Patience and Bloom
Outside my bedroom window is an almond tree that I gave my husband for a wedding anniversary. The spring bloom is absolutely beautiful and this year I savored watching tiny buds turn into beautiful blooms over several days. There is something magical watching something emerge without intervention. Just following it's natural course without urgency or hurry and in it's own perfect time.
Seeing the transition caused me to reflect on how, with the hustle and bustle of modern lives, it can be hard to allow ourselves, and our children, the space to emerge at our own pace and in our own way. They say patience is a virtue but I can assure you that it is most certainly not one of my attributes. I take my hat off to those people who can wait without agitation and just "be" in the moment.
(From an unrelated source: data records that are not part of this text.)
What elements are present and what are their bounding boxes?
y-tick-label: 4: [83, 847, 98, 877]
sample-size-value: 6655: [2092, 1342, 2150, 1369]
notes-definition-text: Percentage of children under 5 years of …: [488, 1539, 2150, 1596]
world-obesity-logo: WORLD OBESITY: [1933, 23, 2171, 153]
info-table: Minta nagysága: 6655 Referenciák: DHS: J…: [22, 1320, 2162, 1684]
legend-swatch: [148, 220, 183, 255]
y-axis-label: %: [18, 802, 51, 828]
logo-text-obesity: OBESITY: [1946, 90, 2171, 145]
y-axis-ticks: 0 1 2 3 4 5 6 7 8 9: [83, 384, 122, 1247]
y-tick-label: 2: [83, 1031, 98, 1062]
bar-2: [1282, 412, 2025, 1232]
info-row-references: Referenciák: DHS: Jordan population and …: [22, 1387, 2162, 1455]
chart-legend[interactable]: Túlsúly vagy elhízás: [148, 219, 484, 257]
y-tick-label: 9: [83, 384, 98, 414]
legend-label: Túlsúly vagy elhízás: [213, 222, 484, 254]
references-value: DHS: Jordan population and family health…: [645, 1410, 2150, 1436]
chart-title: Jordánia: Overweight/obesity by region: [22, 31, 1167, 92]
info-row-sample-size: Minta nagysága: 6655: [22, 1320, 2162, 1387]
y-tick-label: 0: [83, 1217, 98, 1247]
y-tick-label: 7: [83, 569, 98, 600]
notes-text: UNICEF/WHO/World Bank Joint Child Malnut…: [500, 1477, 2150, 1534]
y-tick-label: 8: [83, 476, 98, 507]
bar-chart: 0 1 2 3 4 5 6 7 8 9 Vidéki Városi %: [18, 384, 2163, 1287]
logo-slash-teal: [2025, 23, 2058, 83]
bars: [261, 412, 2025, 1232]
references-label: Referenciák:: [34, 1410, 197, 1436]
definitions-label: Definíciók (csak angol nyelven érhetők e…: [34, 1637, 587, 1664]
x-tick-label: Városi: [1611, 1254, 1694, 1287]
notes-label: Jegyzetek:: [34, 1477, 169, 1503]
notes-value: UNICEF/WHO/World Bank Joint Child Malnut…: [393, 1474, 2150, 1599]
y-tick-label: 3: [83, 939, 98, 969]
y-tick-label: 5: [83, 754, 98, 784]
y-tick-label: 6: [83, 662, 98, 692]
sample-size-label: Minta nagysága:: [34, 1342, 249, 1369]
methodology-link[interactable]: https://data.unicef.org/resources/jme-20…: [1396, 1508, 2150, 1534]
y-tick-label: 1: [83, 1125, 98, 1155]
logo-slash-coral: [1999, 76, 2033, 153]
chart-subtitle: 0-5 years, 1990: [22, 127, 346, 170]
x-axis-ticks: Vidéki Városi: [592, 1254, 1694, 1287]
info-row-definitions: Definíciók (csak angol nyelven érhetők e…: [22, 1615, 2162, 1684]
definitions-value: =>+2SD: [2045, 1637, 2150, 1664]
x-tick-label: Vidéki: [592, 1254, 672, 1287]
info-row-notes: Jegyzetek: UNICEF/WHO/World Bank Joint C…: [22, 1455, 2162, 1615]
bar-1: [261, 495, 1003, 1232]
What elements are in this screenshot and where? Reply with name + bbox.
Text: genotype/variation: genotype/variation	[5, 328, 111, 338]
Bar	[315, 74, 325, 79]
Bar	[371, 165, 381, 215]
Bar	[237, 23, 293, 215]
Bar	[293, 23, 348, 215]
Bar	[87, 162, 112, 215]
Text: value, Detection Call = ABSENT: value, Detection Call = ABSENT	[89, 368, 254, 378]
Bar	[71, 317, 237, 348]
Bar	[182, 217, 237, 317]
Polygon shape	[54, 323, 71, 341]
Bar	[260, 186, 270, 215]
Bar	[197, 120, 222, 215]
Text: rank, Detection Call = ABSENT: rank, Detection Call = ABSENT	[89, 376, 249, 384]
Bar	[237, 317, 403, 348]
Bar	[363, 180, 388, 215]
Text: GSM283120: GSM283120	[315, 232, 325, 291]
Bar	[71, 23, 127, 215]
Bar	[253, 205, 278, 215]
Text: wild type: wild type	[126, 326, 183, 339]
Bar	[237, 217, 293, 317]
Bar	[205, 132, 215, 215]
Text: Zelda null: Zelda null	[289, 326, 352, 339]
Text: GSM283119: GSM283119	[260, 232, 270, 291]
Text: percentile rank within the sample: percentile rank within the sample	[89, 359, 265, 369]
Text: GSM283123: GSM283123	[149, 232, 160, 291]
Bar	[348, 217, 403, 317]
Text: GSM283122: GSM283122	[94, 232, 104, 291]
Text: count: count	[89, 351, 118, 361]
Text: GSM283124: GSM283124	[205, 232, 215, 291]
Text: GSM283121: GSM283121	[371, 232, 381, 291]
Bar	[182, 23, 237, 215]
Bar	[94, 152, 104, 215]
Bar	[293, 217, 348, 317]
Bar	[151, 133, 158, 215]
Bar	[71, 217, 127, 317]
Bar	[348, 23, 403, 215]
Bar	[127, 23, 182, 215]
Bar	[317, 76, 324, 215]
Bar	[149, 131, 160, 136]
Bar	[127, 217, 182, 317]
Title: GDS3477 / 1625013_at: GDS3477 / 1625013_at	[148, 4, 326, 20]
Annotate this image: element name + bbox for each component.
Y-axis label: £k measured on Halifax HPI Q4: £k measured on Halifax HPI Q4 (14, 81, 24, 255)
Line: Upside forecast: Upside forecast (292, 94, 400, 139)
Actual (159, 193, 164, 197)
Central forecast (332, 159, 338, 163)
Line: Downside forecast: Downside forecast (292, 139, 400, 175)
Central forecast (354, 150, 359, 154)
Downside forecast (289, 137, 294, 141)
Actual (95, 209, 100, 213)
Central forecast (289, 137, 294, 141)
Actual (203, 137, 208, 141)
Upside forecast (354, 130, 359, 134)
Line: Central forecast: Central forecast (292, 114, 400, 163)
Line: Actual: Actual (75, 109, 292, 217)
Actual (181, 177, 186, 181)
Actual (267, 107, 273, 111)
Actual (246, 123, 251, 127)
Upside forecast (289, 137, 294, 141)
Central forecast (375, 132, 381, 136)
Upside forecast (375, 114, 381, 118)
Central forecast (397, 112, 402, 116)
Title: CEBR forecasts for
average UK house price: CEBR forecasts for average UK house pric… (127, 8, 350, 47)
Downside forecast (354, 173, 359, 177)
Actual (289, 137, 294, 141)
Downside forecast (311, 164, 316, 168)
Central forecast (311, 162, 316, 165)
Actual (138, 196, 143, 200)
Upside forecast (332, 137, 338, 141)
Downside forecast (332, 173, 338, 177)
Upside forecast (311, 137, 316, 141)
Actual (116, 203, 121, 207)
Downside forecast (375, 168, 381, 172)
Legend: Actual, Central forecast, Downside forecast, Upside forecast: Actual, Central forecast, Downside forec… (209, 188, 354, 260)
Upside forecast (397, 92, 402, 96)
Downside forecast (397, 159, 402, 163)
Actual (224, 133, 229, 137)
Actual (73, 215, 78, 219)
I've noticed that for myself, it is during unhurried moments that I feel the most content so it's got me thinking about how I can create more of these moments of presence.
If the extraordinarily complex situation of our busy lives was to be broken down into equations, I think that one of the most important components would look something like this:
Allowing more time = less rush = more quality time
Pretty simple right? But the starting block is the stumbling block because how do we allow more time while still keeping all those balls in the air? We pick up less balls of course 🤷♀️ I can almost hear your groans of frustration because this news is nothing new. The list of to-do's feels never ending and sometimes it feels like we are falling short of completing the bare minimum required to keep things on track so suggesting that we pick up less balls can quite frankly feel like a slap in the face. So why suggest it?
The reason is that lately I've been contemplating another part of the equation which is our perceived obligation to "keep things on track". What track? Whose track? The "track" is our idea about how things should be and it is has been formed by all of the influences around us. Our friends, our colleagues, our families, our schools, our society, ourselves. But, if we strip all of that away, if we remove all of that expectation, what is left? It is impossible to provide an answer because we cannot remove ourselves from the parameters of our lives but it is a question that plays on my mind a lot and I think it is a healthy thought to ponder as it might provide us with an alternative perspective. A glimpse into what it might be like to blossom in our own true time.